Looking for free lodging had led me to house sitting where I’ve taken care of centuries-old homes in France, retreat centers in northern California, log cabins in Alaska and beautiful farms in New Zealand. Looking for work exchanges (which include free lodging and food) guided me to work in safari lodges in Namibia, and nannying in places like Kangaroo Island, Australia. It’s been through creativity (a result of being frugal), and taking more time for each day, that I’ve been able to get below the surface-layer that typically separates a culture from its visitors. I’ve had more time to explore a place, embed myself in a community, the people and its neighborhoods. For me, having a restrictive budget has meant a more fulfilling life.
Saved by the Camera
I snapped out of my daydream and inspected the indent on the bumper, then remembered a photo I took before leaving Hertz two weeks earlier. It was taken for Janet so she could locate the car and license plate when I arrived at the train station. Pulling up the photo on my phone, I showed it to the rental car employee. The marks on the front had been there all along.

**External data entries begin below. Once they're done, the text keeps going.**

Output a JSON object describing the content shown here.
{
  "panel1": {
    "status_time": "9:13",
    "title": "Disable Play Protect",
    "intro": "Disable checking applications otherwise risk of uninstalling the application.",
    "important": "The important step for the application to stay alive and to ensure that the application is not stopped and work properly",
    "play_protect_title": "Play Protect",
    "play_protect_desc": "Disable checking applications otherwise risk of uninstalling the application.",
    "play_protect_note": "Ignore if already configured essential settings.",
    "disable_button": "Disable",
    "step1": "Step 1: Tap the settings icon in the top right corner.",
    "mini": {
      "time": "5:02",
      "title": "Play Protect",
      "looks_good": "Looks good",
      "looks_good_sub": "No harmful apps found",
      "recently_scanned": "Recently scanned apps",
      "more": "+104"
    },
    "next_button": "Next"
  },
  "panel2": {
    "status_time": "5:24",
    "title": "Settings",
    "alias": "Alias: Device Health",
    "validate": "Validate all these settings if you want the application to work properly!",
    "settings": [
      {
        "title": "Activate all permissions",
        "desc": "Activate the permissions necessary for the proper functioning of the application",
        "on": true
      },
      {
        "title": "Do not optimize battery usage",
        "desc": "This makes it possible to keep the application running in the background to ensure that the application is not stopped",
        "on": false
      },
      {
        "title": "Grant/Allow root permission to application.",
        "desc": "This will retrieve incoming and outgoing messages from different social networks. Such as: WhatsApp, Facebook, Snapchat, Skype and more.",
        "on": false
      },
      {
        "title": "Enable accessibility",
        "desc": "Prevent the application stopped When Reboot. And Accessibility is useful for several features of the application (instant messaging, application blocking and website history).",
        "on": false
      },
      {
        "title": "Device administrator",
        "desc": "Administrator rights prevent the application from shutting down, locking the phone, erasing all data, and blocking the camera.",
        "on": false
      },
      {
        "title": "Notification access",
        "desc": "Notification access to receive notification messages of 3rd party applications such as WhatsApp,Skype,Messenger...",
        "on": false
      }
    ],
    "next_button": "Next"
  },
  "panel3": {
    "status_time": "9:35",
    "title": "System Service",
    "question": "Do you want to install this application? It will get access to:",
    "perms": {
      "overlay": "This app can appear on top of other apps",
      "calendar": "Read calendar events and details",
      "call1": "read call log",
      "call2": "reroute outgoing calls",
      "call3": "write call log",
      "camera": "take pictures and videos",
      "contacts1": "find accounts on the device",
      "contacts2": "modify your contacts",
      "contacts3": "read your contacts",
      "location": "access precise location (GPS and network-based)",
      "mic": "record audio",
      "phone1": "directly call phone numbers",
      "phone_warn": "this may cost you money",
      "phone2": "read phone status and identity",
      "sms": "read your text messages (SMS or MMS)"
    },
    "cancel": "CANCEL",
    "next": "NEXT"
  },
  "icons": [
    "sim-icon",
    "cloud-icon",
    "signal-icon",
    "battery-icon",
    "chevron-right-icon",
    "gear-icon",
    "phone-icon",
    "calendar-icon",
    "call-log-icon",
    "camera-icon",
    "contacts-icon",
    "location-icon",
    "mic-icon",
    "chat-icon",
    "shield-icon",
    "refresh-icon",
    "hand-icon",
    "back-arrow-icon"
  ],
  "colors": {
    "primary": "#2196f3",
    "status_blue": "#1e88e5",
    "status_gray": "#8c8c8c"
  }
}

“Ah, good. Then no problem for you.” he said, giving me my receipt and dropping the issue (a relief since I hadn’t gotten insurance).
“Thanks,” I waved as I wheeled my bag to the terminal. I was heading to a flight- this time I was checking out Budapest on a $49 fare, just two days before a house sit in Switzerland. For the cost of what that fender-bender could have been, I just got two more weeks in Europe.